Na avaliação dele, é possível enquadrar a queima de vacinas por perda de validade como crime contra o patrimônio público porque os gestores "promoveram gastos inúteis e deliberadamente não deixaram que esses recursos chegassem ao destino de política pública".
Foi um interesse deliberado do governo federal em não promover a vacinação e, por isso, essas vacinas ficaram em estoque. Comprou para dizer que fez a parte dele, mas não se preocupou em distribuir e capacitar os estados e municípios para aplicar, de fato, no braço das pessoas.
— Fernando Aith, professor de direito sanitário da USP
Ele entende que, nesse caso, fica configurada improbidade administrativa, pois houve dolo dos agentes públicos, e crime contra a saúde pública.
"No final das contas, houve uma ação deliberada para evitar que as pessoas tivessem acesso a produtos necessários para a proteção da própria vida", diz.
O que diz o governo Bolsonaro
➡️ Assessor de Bolsonaro, o ex-secretário especial de Comunicação social Fabio Wajngarten afirmou ao g1 que o ex-presidente não tinha "nenhuma ingerência [interferência] no tema" ao ser questionado sobre a queima de vacinas de Covid. "Liberdade e autonomia plena para os ministros", respondeu.
➡️ Já o ex-ministro Marcelo Queiroga disse que o Ministério da Saúde "tomou todas as providências necessárias para conter a crise sanitária" e que as estimativas de compra de vacina "foram feitas pela área técnica" e que "não compete ao ministro da Saúde fazer essas estimativas".
Sobre a investigação da PGR, o ex-ministro afirmou que "todos devem responder pelos atos que praticam na administração pública". "Seguramente, as instâncias de controle estão apurando as responsabilidades devidas. Inclusive o que houve em estados e municípios", disse.

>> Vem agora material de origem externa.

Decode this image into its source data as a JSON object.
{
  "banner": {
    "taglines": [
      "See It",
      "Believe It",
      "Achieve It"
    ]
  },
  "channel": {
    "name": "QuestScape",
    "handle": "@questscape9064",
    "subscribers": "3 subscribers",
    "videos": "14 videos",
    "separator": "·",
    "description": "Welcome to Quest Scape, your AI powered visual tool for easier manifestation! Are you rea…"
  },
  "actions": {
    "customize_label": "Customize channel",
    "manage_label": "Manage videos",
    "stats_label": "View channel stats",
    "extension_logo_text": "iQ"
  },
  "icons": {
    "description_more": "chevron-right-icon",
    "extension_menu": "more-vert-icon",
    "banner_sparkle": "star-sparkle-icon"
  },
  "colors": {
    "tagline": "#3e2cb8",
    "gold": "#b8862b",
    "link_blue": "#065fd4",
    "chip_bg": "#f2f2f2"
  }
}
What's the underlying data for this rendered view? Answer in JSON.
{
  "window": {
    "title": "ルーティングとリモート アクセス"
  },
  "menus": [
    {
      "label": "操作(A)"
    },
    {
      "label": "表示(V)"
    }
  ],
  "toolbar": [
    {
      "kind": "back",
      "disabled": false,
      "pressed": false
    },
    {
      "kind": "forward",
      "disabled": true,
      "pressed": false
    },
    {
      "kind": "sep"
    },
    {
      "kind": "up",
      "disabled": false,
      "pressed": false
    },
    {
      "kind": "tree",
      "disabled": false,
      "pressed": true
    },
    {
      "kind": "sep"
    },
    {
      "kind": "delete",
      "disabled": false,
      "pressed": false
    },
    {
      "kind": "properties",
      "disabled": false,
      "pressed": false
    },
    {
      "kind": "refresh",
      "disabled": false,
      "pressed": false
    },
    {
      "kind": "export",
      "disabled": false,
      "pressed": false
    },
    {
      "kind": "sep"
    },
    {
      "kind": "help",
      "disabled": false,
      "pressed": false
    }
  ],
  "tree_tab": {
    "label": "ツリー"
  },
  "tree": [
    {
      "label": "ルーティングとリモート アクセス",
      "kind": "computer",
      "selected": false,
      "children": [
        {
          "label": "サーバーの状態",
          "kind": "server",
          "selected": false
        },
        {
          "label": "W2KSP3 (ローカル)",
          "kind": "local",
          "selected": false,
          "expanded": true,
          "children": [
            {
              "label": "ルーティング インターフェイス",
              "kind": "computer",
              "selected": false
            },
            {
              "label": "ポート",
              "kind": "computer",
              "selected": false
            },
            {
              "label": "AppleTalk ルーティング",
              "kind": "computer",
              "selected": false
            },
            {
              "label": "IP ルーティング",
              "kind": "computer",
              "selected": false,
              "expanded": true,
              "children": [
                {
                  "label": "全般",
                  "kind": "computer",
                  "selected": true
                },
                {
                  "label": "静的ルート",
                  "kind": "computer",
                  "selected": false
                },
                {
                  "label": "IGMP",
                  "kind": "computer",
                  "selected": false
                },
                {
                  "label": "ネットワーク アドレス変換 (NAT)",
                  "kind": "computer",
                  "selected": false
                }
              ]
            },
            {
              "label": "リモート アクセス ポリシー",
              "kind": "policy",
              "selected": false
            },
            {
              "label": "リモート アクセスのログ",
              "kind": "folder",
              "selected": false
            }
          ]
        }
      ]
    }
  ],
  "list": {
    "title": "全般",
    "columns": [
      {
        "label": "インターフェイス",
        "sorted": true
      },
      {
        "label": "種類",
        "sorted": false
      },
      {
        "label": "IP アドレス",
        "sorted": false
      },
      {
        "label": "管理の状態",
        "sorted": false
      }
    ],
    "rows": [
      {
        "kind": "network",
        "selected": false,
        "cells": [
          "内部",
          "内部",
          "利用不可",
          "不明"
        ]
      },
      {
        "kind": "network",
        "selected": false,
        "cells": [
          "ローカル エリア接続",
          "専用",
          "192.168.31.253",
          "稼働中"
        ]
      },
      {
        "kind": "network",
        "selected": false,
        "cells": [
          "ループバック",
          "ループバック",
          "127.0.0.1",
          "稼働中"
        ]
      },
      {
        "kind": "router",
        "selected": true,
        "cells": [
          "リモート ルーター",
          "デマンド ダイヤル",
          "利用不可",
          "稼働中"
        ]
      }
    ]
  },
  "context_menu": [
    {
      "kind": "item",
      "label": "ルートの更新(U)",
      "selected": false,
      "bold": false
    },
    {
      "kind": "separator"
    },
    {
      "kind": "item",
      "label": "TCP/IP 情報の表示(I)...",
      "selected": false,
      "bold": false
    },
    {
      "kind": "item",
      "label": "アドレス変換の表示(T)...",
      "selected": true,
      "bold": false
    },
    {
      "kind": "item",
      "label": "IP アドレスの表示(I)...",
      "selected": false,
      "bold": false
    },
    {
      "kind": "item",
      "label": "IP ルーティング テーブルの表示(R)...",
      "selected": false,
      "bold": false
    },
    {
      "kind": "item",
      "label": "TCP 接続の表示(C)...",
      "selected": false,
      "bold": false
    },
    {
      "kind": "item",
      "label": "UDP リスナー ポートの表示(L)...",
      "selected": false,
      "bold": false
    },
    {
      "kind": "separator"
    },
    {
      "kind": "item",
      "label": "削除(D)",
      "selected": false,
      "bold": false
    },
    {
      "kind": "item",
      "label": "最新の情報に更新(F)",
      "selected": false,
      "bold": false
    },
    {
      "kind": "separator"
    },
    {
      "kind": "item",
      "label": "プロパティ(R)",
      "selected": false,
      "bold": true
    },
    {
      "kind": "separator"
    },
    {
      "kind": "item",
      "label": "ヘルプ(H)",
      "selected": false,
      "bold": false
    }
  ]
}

➡️ Procurado por meio de sua assessoria, o ex-ministro Eduardo Pazuello não se pronunciou.
O que diz a atual gestão do Ministério da Saúde
➡️ O g1 também pediu uma manifestação para a atual gestão do Ministério da Saúde, que enviou o posicionamento a seguir:
"A nova gestão do Ministério da Saúde herdou um estoque de mais de 157,9 milhões de itens de saúde a vencer até o mês de julho equivalente a R$ 1,2 bilhão.
Após uma série de ações estratégicas com o compromisso de minimizar as perdas de estoques de insumos, o Ministério da Saúde evitou o desperdício de mais de R$ 251,2 milhões em vacinas. O valor equivale a mais de 12,3 milhões de doses.
Para mais transparência da gestão da pasta, logo no início do ano foi instituído um comitê permanente para monitorar a situação e adotar medidas para mitigar perdas.
Também foi pactuado, junto aos estados e municípios, prioridade logística aos itens de menor prazo de validade, assim como articulação via cooperação internacional para doações humanitárias.
No caso das vacinas, somam-se a essas ações, a retomada das campanhas de vacinação e adoção de estratégias para ampliar cobertura vacinal no país.
Também foi antecipada a campanha de multivacinação, voltada para crianças e adolescentes."